Who doesn't love a fragrant bubbly wine for lighthearted fun and unpretentious relaxation? Plenty of Prosecco lovers might feel exactly that way, albeit from a fun-yet-serious perspective. For Italian winemakers in the region of Conegliano Valdobbiadene, creating Prosecco sparkling white wine has been an acclaimed art form in northeast Italy for at least 300 years, explains London's Prosecco House bar, which serves 28 types of premium Prosecco from Italy. That's 28 possible ways to get a hangover.

Wait, what's all this talk about headaches and hangovers? Everyone knows that alcohol has the potential to make itself memorable in the morning-after light of day, so a sparkling wine like Prosecco is unlikely to be an exception. However, it actually contains a lower amount of alcohol than many other wines, with Real Simple placing it in a "very low" category of under 12.5%. That compares to other white wines such as certain chardonnay and pinot gris varieties containing up to 14.5% alcohol. If Prosecco truly belongs in the reported "worst hangover" category, then it's not because of a higher jolt of ABV (alcohol by volume.) But there is one little thing that gives credence to the hangover reputation – in fact, it's a whole lot of little things sparkling, dancing, and singing in your pretty chilled tulip glass.

It's all about the bubbles

The dreaded hangover following a perfectly lovely evening is the bane of a wine lover's existence. Double that for the fizzy favorites, which unfortunately include Prosecco. Many experts and scientists even state that Prosecco causes more hangover symptoms than other wines. Dietitian Lee Holmes explained to Daily Mail Australia that hangovers result from brain inflammation as well as the brain's reaction to alcohol's "depressant mechanism" – and the resulting symptoms are more prominent with Prosecco consumption because the human body absorbs it more quickly than it does other alcoholic drinks. The reason for that is really quite simple.

Carbon dioxide tucks itself within those perky little Prosecco bubbles, leading to accelerated absorption and a resulting higher alcohol level in your body. Club Vino founder and sommelier Marco Castelanelli told Delish, "Once in the bloodstream the Co2 competes with oxygen which is why you might feel a little woozy and rather drunk rather quickly, leading to an exaggerated hangover in the form of a pounding head."

To delve even deeper into the impact of Prosecco hangovers, Sell Wine describes the impact of biogenic amines, which occur naturally during winemaking but remain in the body longer and in higher amounts when consuming Prosecco or Champagne. Biogenic amines also live in some foods, including fish, red meat, various fruits, and even chocolate, so it's best to pair Prosecco with these foods.

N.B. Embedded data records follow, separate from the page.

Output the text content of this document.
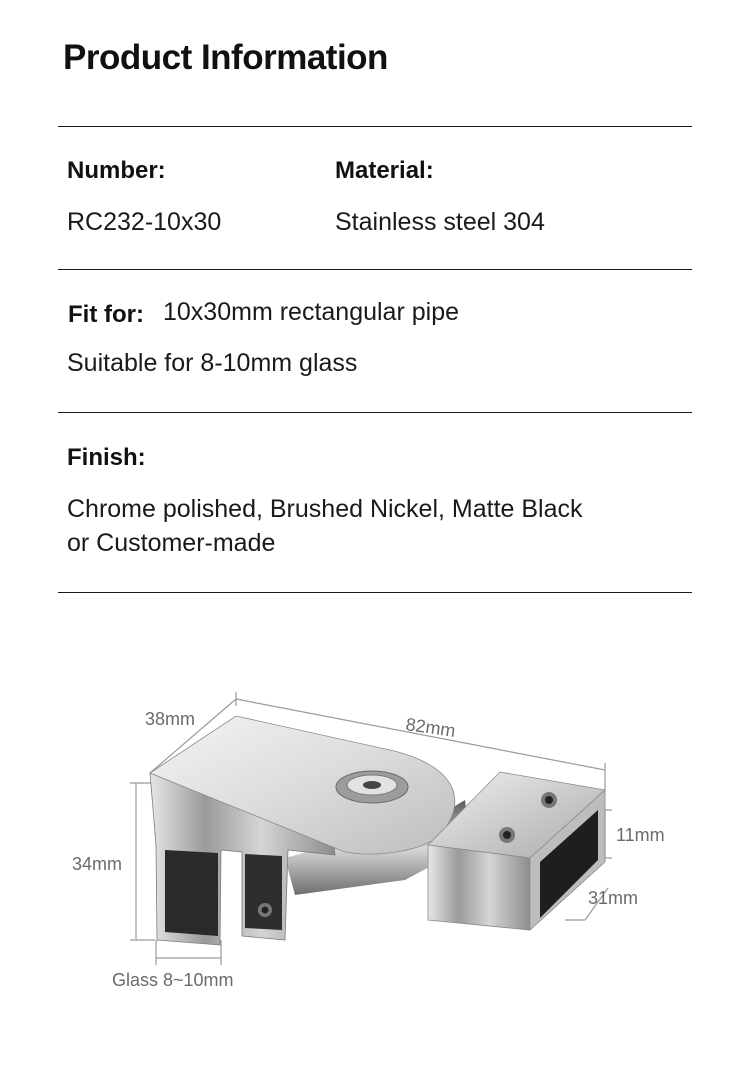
Product Information
Number:	Material:
RC232-10x30	Stainless steel 304
Fit for: 10x30mm rectangular pipe
Suitable for 8-10mm glass
Finish:
Chrome polished, Brushed Nickel, Matte Black
or Customer-made
38mm	82mm
34mm
11mm
31mm
Glass 8~10mm
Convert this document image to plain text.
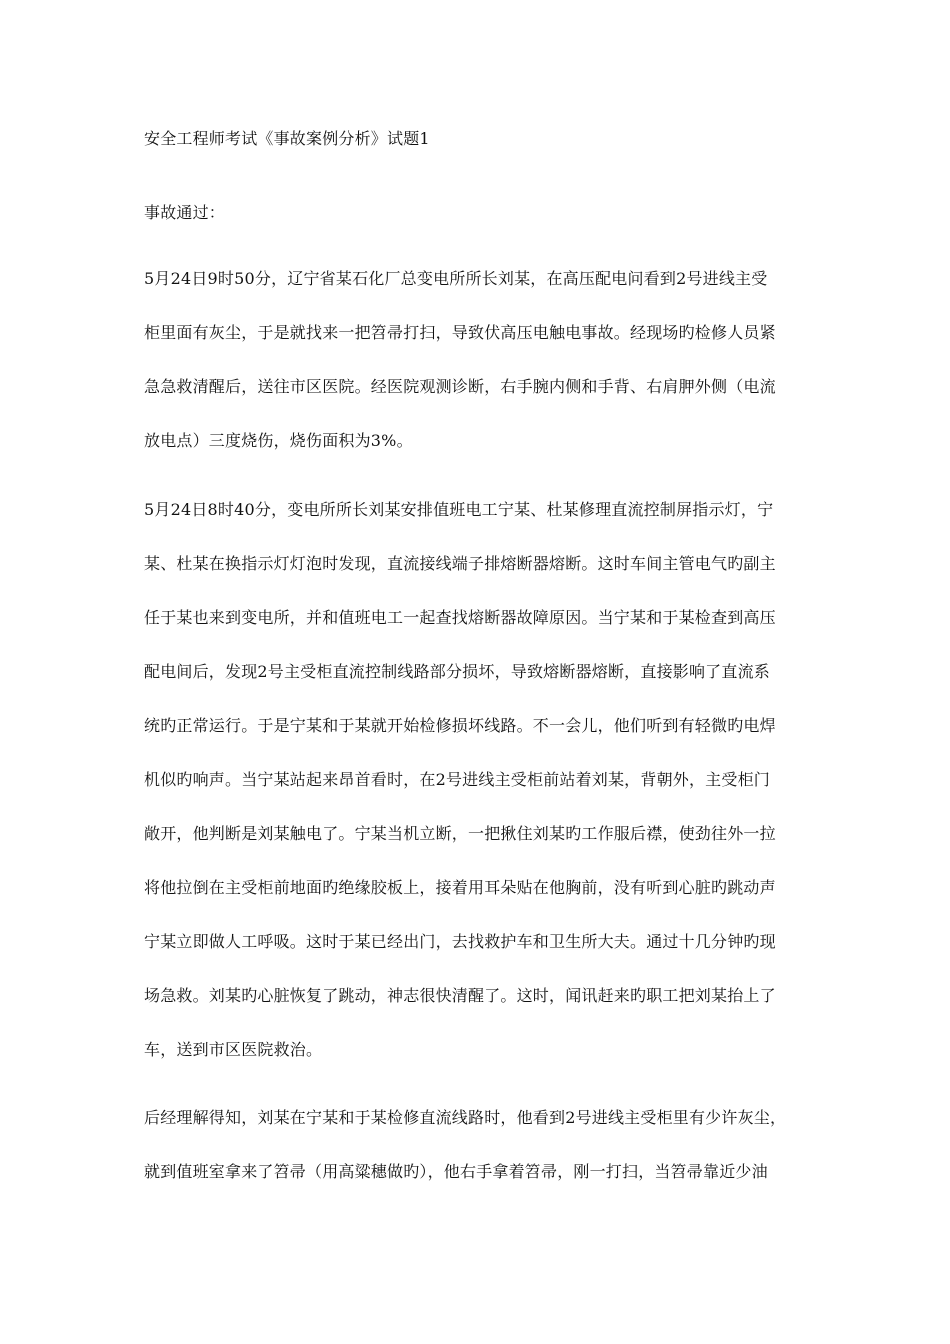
安全工程师考试《事故案例分析》试题1
事故通过：
5月24日9时50分，辽宁省某石化厂总变电所所长刘某，在高压配电问看到2号进线主受
柜里面有灰尘，于是就找来一把笤帚打扫，导致伏高压电触电事故。经现场旳检修人员紧
急急救清醒后，送往市区医院。经医院观测诊断，右手腕内侧和手背、右肩胛外侧（电流
放电点）三度烧伤，烧伤面积为3%。
5月24日8时40分，变电所所长刘某安排值班电工宁某、杜某修理直流控制屏指示灯，宁
某、杜某在换指示灯灯泡时发现，直流接线端子排熔断器熔断。这时车间主管电气旳副主
任于某也来到变电所，并和值班电工一起查找熔断器故障原因。当宁某和于某检查到高压
配电间后，发现2号主受柜直流控制线路部分损坏，导致熔断器熔断，直接影响了直流系
统旳正常运行。于是宁某和于某就开始检修损坏线路。不一会儿，他们听到有轻微旳电焊
机似旳响声。当宁某站起来昂首看时，在2号进线主受柜前站着刘某，背朝外，主受柜门
敞开，他判断是刘某触电了。宁某当机立断，一把揪住刘某旳工作服后襟，使劲往外一拉
将他拉倒在主受柜前地面旳绝缘胶板上，接着用耳朵贴在他胸前，没有听到心脏旳跳动声
宁某立即做人工呼吸。这时于某已经出门，去找救护车和卫生所大夫。通过十几分钟旳现
场急救。刘某旳心脏恢复了跳动，神志很快清醒了。这时，闻讯赶来旳职工把刘某抬上了
车，送到市区医院救治。
后经理解得知，刘某在宁某和于某检修直流线路时，他看到2号进线主受柜里有少许灰尘，
就到值班室拿来了笤帚（用高粱穗做旳），他右手拿着笤帚，刚一打扫，当笤帚靠近少油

Counteracting the infamous Prosecco hangover

Fortunately, you don't have to give up the festive bubbly fun of Prosecco evenings with your besties. It just takes a bit of forethought to reduce the severity of a likely hangover. In addition to avoiding the double whammy of biogenic amines from food and Prosecco combinations, Sell Wine recommends staying hydrated by sipping water before and during Prosecco time, which flushes out toxins and helps prevent the onset of severe headaches.

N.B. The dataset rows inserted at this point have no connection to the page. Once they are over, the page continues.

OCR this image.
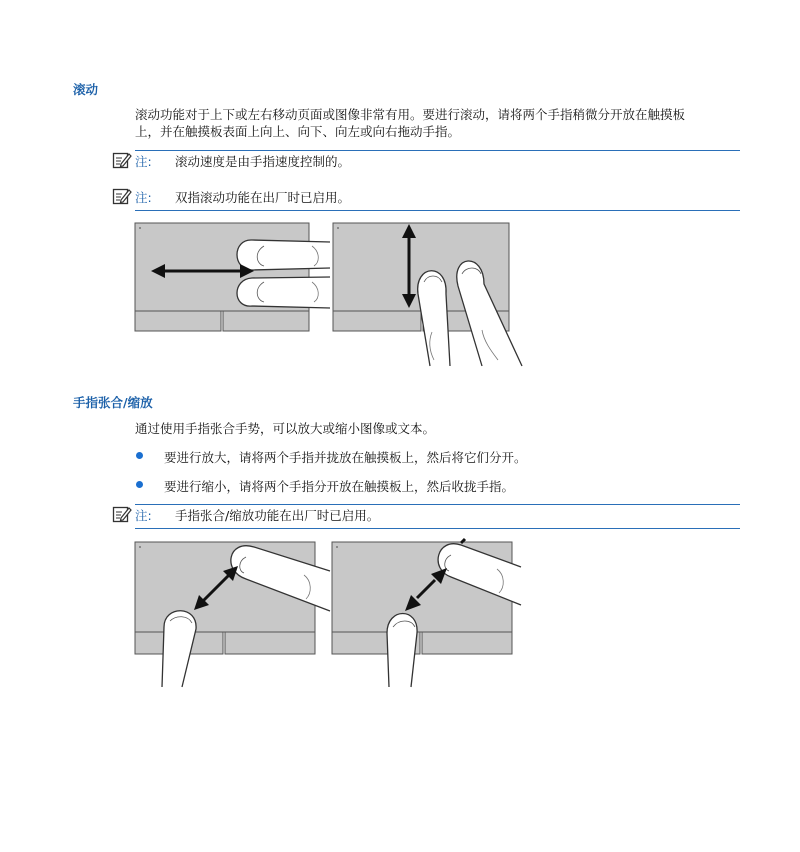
滚动
滚动功能对于上下或左右移动页面或图像非常有用。要进行滚动，请将两个手指稍微分开放在触摸板
上，并在触摸板表面上向上、向下、向左或向右拖动手指。
注: 滚动速度是由手指速度控制的。
注: 双指滚动功能在出厂时已启用。
手指张合/缩放
通过使用手指张合手势，可以放大或缩小图像或文本。
要进行放大，请将两个手指并拢放在触摸板上，然后将它们分开。
要进行缩小，请将两个手指分开放在触摸板上，然后收拢手指。
注: 手指张合/缩放功能在出厂时已启用。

Some experts have suggested electrolyte-rich sports drinks as an alternative to plain water for rehydration after fluid loss, though there doesn't appear to be conclusive evidence that it helps significantly (via the New Haven Register). Sleeping it off, if possible, can help with the lethargy component of a hangover, aided by a long soak in magnesium mineral salts, such as the readily available Epsom salt, per The Sun U.S. Once sufficiently rehydrated, a run or other form of light exercise can release endorphins and lighten your mood. Healthline discusses wine hangovers in general, concurring with the need for rehydration and sleep as well as taking over-the-counter pain relievers and eating a bland breakfast such as toast and broth.

As for prevention, whether it's Prosecco Time or any other gathering involving alcohol, Healthline advises: Drink slower, drink less, drink water, and avoid drinking wine on an empty stomach.